By the age of three, drawing and painting became one of her favorite pastimes, something she did while sitting on the floor in her bedroom. To this day she still paints in her bedroom, but no longer on the floor, she said.
At the age of four, her parents took her to the Fine Arts Studio at the University of Engineering and Architecture in Kyiv where her “kiddy art” as she calls it, gained her enough recognition that she was accepted as a student. She was the youngest and studied with 16 and 17-year-olds. She now holds the title of being one of the youngest students to ever attend that studio.
After coming to the United States, Natasha set off on a path to make her dreams a reality. She graduated with honors from the University of Connecticut with a degree in Fine Arts and started to exhibit her work professionally. Following her graduation, she worked as an illustrator for a variety of publications.
Her paintings have been on exhibit in galleries throughout the United States, including the Museum of Art and Design in New York City, Ridgefield’s Aldrich Museum in Connecticut, Harbor Gallery at the University of Massachusetts in Boston, and Capitol Arts Network Gallery in Bethesda, MD.
In addition to painting, Natasha has a mission regarding art itself.
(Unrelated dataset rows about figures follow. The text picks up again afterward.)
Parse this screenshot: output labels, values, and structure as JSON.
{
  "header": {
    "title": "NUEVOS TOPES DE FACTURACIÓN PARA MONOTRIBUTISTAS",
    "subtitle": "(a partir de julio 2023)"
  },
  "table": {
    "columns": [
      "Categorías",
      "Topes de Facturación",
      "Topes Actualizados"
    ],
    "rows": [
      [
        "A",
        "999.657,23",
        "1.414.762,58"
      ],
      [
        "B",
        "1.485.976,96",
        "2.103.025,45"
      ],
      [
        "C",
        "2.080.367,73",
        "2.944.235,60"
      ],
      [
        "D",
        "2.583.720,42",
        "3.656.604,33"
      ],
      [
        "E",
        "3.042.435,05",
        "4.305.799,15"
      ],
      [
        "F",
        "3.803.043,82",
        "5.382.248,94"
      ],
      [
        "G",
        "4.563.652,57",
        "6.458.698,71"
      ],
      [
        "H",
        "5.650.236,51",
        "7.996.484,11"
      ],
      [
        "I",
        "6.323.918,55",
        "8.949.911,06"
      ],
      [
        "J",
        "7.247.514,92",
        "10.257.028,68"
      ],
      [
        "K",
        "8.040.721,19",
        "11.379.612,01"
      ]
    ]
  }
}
She said her mission in life is to get people to understand that art is not something that should just be in a home, it should be enjoyed where ever it is.
“Art is something that is supposed to make you happy. It doesn’t have to be famous or expensive. It just has to be beautiful, because beautiful things make people more peaceful,” she said.
“I want to change the perception that art is just for the rich who can afford it. It is not, it is for everybody. I believe in fine art for the masses.”